Last of all, he thought of his dream: headlights bearing down on him in the high womanscream of burning rubber.
“Yes,” he said. “I think I do.”
They looked at each other in the hospital room.
29
THANKSGIVING
Two-three hours passed us by,
Altitude dropped to 505,
Fuel consumption way too thin,
Let’s get home before we run out of gas.
Now you can’t catch me—
No, baby, you can’t catch me—
’Cause if you get too close,
I’m gone like a cooool breeze.
At the hospital they served Thanksgiving dinner in shifts from eleven in the morning until one in the afternoon. Dennis got his at quarter past twelve: three careful slices of white turkey breast, one careful ladleful of brown gravy, a scoop of instant mashed potatoes the exact size and shape of a baseball (lacking only the red stitches, he thought with sour amusement), a like scoop of frozen squash that was an arrogant fluorescent orange, and a small plastic container of cranberry jelly. For dessert there was ice cream.
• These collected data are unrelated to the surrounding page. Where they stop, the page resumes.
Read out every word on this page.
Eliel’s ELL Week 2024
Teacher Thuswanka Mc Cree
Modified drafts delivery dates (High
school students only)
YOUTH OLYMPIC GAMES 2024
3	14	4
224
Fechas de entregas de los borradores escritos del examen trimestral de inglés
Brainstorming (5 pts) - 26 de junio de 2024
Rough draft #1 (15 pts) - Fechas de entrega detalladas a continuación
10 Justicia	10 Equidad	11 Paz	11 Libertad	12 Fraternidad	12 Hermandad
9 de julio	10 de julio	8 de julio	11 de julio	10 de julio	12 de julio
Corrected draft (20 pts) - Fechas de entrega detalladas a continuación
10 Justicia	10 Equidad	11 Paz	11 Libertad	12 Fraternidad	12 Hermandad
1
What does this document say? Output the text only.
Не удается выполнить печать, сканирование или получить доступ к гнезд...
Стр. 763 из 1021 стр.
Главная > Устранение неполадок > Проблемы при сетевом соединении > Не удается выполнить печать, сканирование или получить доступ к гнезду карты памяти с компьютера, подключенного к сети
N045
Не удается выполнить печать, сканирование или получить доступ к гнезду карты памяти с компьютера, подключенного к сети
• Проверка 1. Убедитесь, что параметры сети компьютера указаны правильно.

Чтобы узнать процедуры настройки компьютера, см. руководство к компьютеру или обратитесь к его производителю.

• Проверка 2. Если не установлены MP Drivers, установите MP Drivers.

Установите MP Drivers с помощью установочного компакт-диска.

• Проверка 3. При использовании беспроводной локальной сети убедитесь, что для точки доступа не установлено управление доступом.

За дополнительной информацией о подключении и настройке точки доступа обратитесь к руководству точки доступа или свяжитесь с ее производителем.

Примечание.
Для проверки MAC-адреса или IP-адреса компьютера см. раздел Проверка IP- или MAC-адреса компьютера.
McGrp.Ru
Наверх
Resting on the corner of his tray was a small blue card.
Wise to the ways of the hospital by now—once you have been treated for the first set of bedsores to crop up on your ass, Dennis had discovered, you’re wiser to the ways of the hospital than you ever wanted to be—he asked the candy-striper who came to take away his tray what the yellow and red cards got for their Thanksgiving dinner. It turned out that the yellow cards got two pieces of turkey, no gravy, potato, no squash, and Jell-O for dessert. The red cards got one slice of white meat, pureed, and potato. Fed to them, in most cases.
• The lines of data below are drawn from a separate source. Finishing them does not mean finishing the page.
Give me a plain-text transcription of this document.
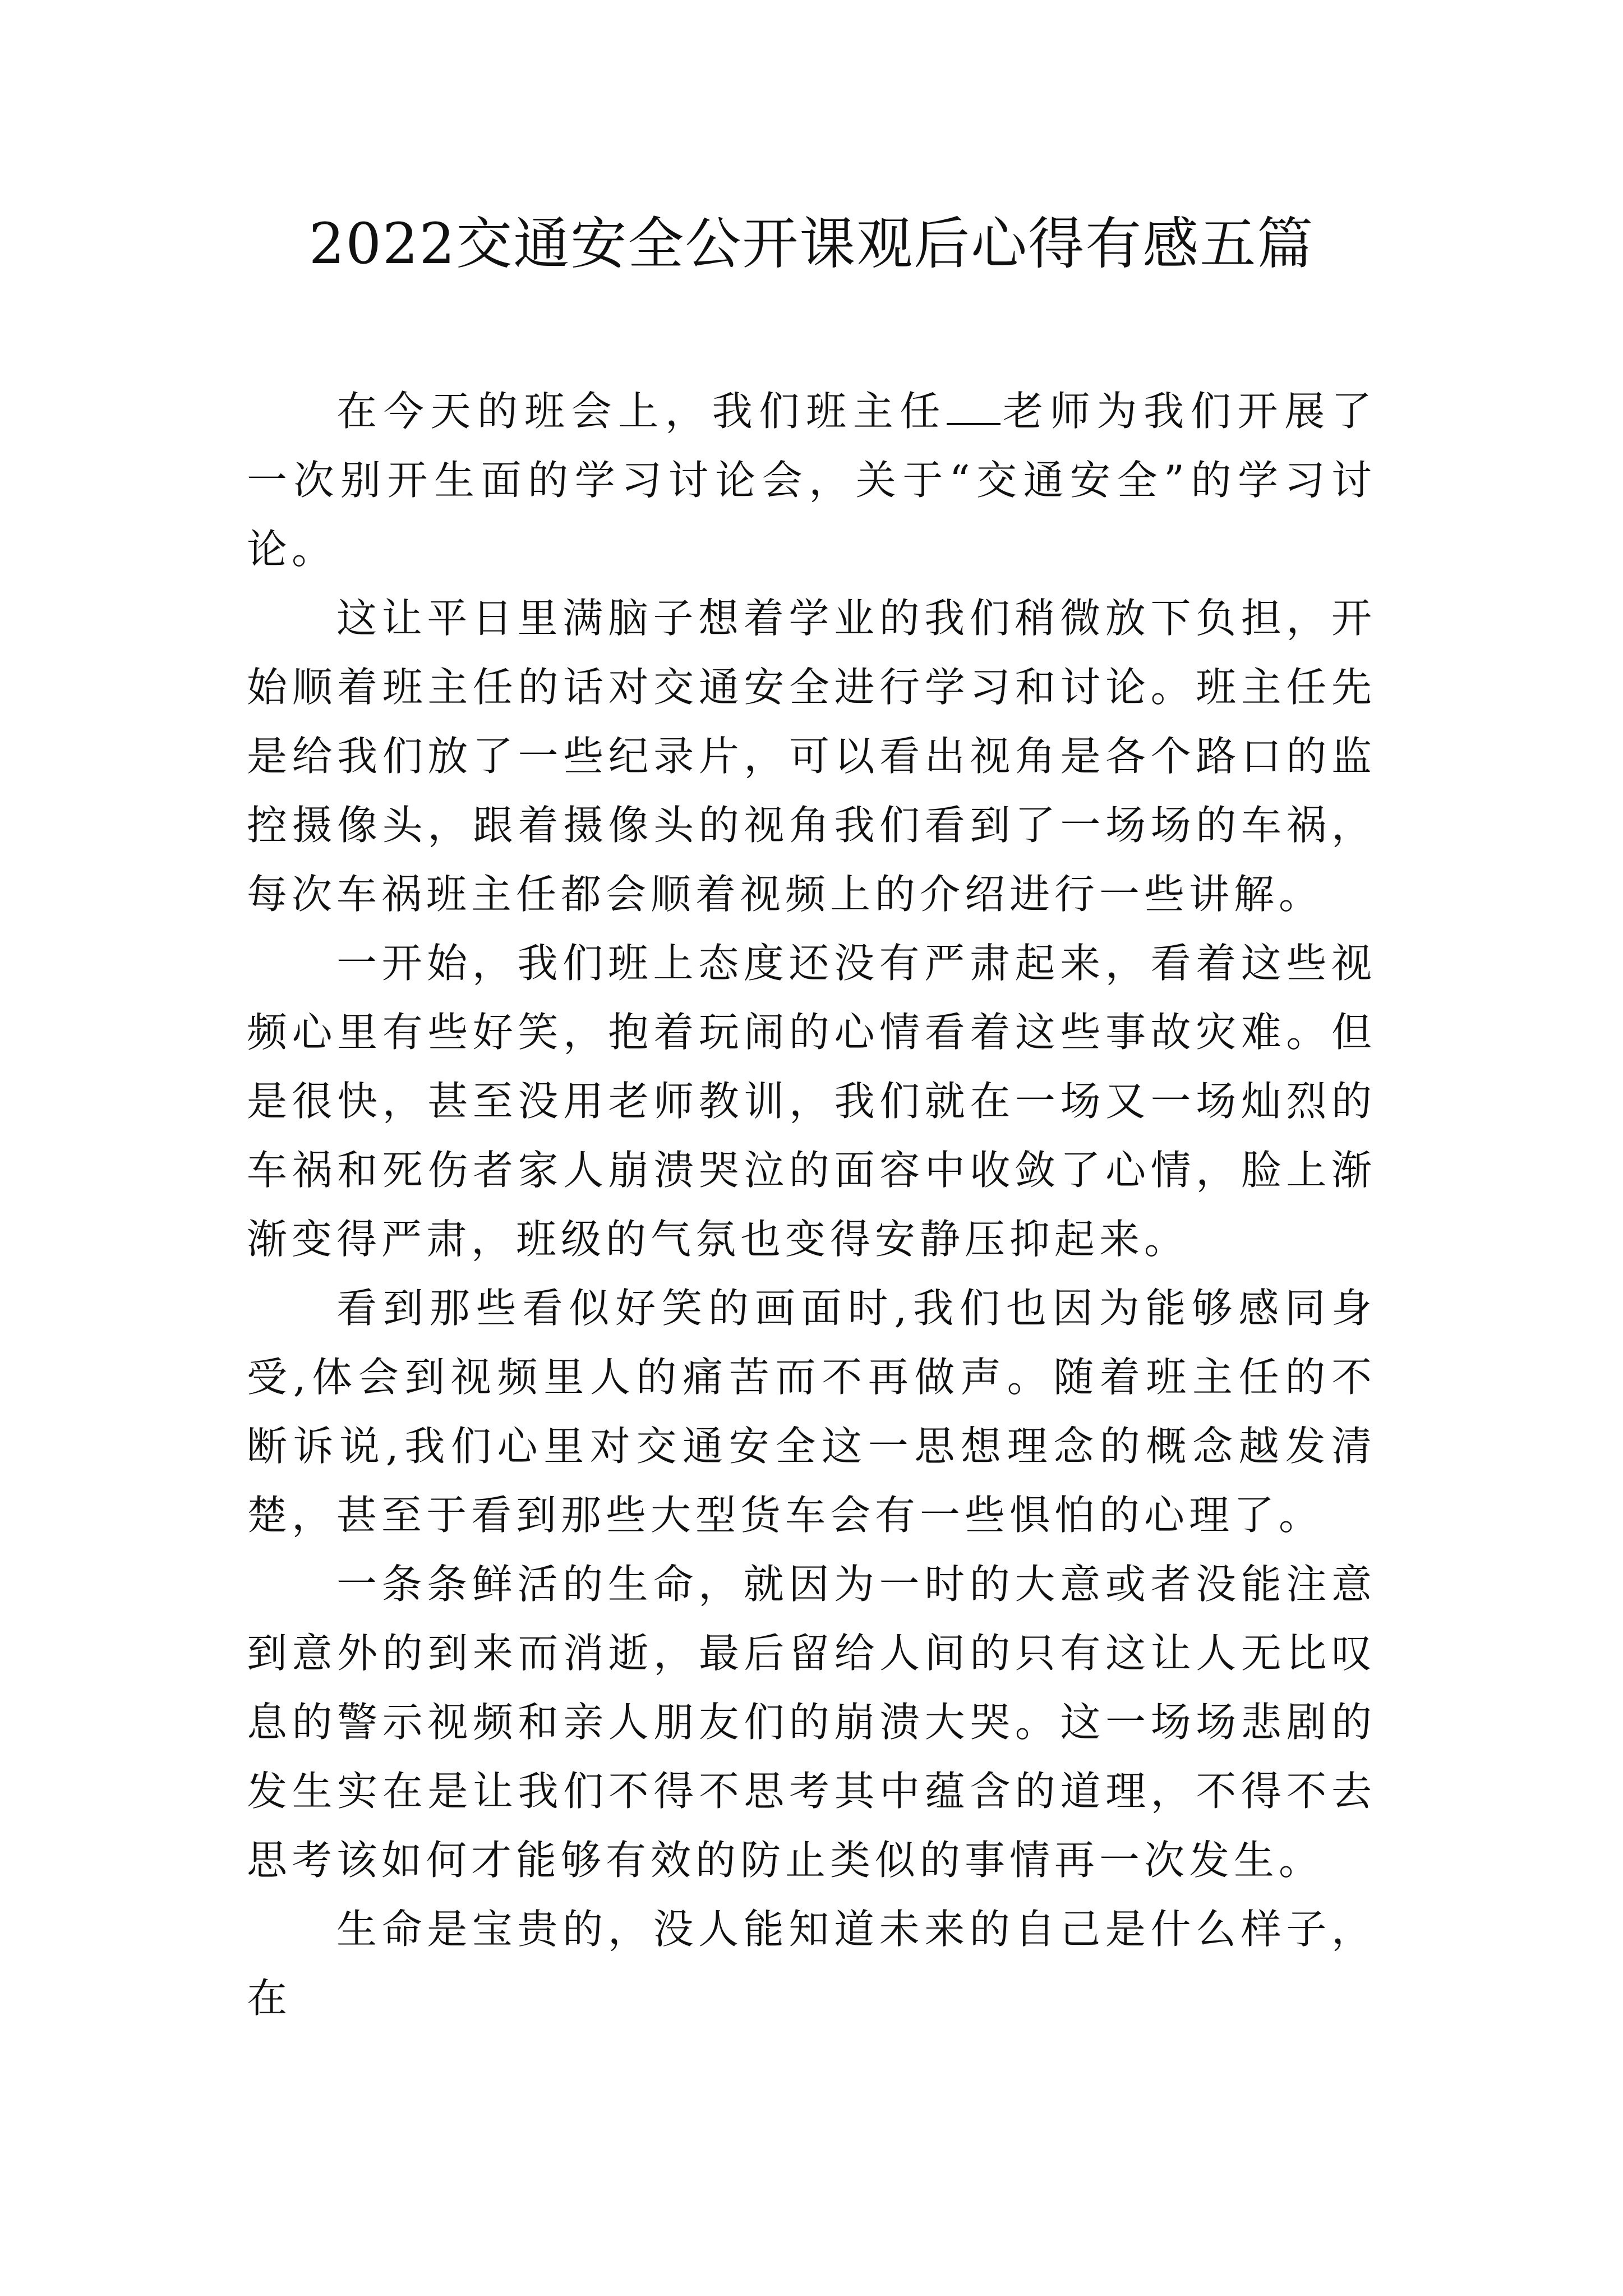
2022交通安全公开课观后心得有感五篇

在今天的班会上，我们班主任 老师为我们开展了一次别开生面的学习讨论会，关于“交通安全”的学习讨论。

这让平日里满脑子想着学业的我们稍微放下负担，开始顺着班主任的话对交通安全进行学习和讨论。班主任先是给我们放了一些纪录片，可以看出视角是各个路口的监控摄像头，跟着摄像头的视角我们看到了一场场的车祸，每次车祸班主任都会顺着视频上的介绍进行一些讲解。

一开始，我们班上态度还没有严肃起来，看着这些视频心里有些好笑，抱着玩闹的心情看着这些事故灾难。但是很快，甚至没用老师教训，我们就在一场又一场灿烈的车祸和死伤者家人崩溃哭泣的面容中收敛了心情，脸上渐渐变得严肃，班级的气氛也变得安静压抑起来。

看到那些看似好笑的画面时,我们也因为能够感同身受,体会到视频里人的痛苦而不再做声。随着班主任的不断诉说,我们心里对交通安全这一思想理念的概念越发清楚，甚至于看到那些大型货车会有一些惧怕的心理了。

一条条鲜活的生命，就因为一时的大意或者没能注意到意外的到来而消逝，最后留给人间的只有这让人无比叹息的警示视频和亲人朋友们的崩溃大哭。这一场场悲剧的发生实在是让我们不得不思考其中蕴含的道理，不得不去思考该如何才能够有效的防止类似的事情再一次发生。

生命是宝贵的，没人能知道未来的自己是什么样子，在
Dennis found it all pretty depressing. It was only too easy to imagine his mother bringing a great big crackling capon to the dining-room table around four in the afternoon, his father sharpening his carving knife, his sister, flushed with importance and excitement, a red velvet ribbon in her hair, pouring each of them a glass of good red wine. It was also easy to imagine the good smells, the laughter as they sat down.
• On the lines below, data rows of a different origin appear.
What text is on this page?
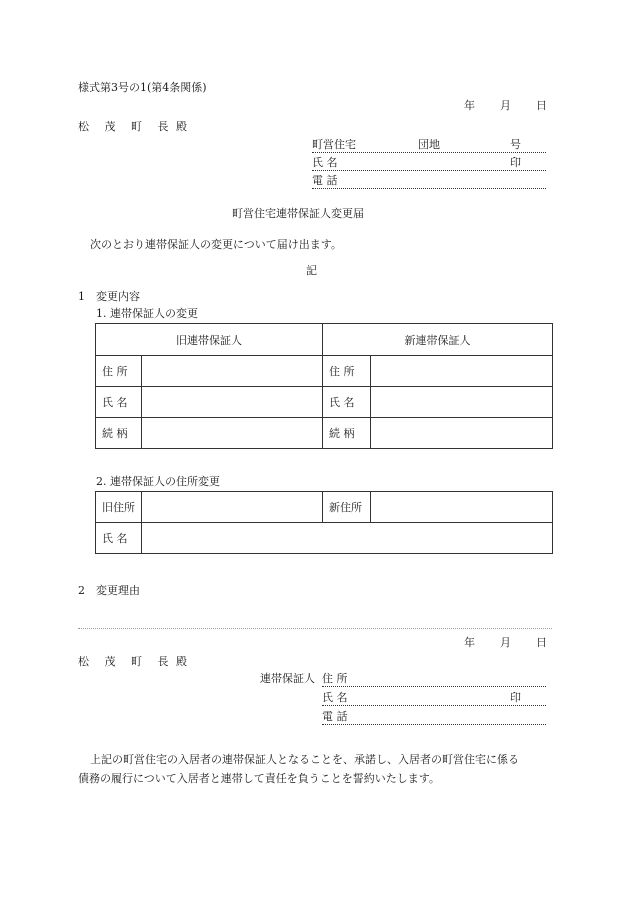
様式第3号の1(第4条関係)
年 月 日
松 茂 町 長 殿
町営住宅	団地	号
氏 名	印
電 話
町営住宅連帯保証人変更届
次のとおり連帯保証人の変更について届け出ます。
記
1 変更内容
1. 連帯保証人の変更
旧連帯保証人		新連帯保証人	
住 所		住 所	
氏 名		氏 名	
続 柄		続 柄	
2. 連帯保証人の住所変更
旧住所		新住所	
氏 名			
2 変更理由
年 月 日
松 茂 町 長 殿
連帯保証人 住 所
氏 名	印
電 話
上記の町営住宅の入居者の連帯保証人となることを、承諾し、入居者の町営住宅に係る
債務の履行について入居者と連帯して責任を負うことを誓約いたします。
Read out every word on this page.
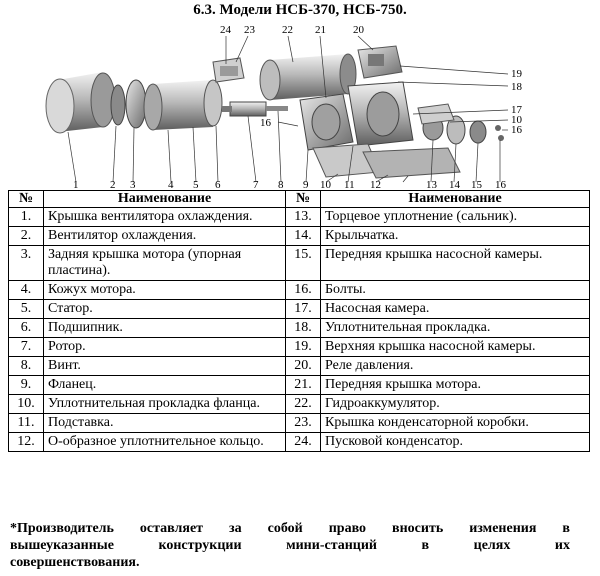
6.3. Модели НСБ-370, НСБ-750.
24 23 22 21 20
19
18
17
10
16
16
1	2 3	4 5 6	7 8 9 10 11 12	13 14 15 16
№	Наименование	№	Наименование
1.	Крышка вентилятора охлаждения.	13.	Торцевое уплотнение (сальник).
2.	Вентилятор охлаждения.	14.	Крыльчатка.
3.	Задняя крышка мотора (упорная пластина).	15.	Передняя крышка насосной камеры.
4.	Кожух мотора.	16.	Болты.
5.	Статор.	17.	Насосная камера.
6.	Подшипник.	18.	Уплотнительная прокладка.
7.	Ротор.	19.	Верхняя крышка насосной камеры.
8.	Винт.	20.	Реле давления.
9.	Фланец.	21.	Передняя крышка мотора.
10.	Уплотнительная прокладка фланца.	22.	Гидроаккумулятор.
11.	Подставка.	23.	Крышка конденсаторной коробки.
12.	О-образное уплотнительное кольцо.	24.	Пусковой конденсатор.
*Производитель оставляет за собой право вносить изменения в
вышеуказанные	конструкции	мини-станций	в	целях	их
совершенствования.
Easy to imagine… but probably a mistake.
It was, in fact, the most depressing Thanksgiving of his life. He drifted off into an unaccustomed early afternoon nap (no Physical Therapy because of the holiday) and dreamed an unsettling dream in which several candy-stripers walked through the IC ward and slapped turkey decals onto the life-support machinery and IV drips.
His mother, father, and sister had come over to visit for an hour in the morning, and for the first time he had sensed in Ellie an anxiousness to be gone. They had been invited over to the Callisons” for a light Thanksgiving brunch, and Lou Callison, one of the three Callison boys, was fourteen and “cute”. Her racked-up brother had become boring. They hadn’t discovered a rare and tragic form of cancer breeding in his bones. He wasn’t going to be paralysed for the rest of his life. There was no movie-of-the-week in him.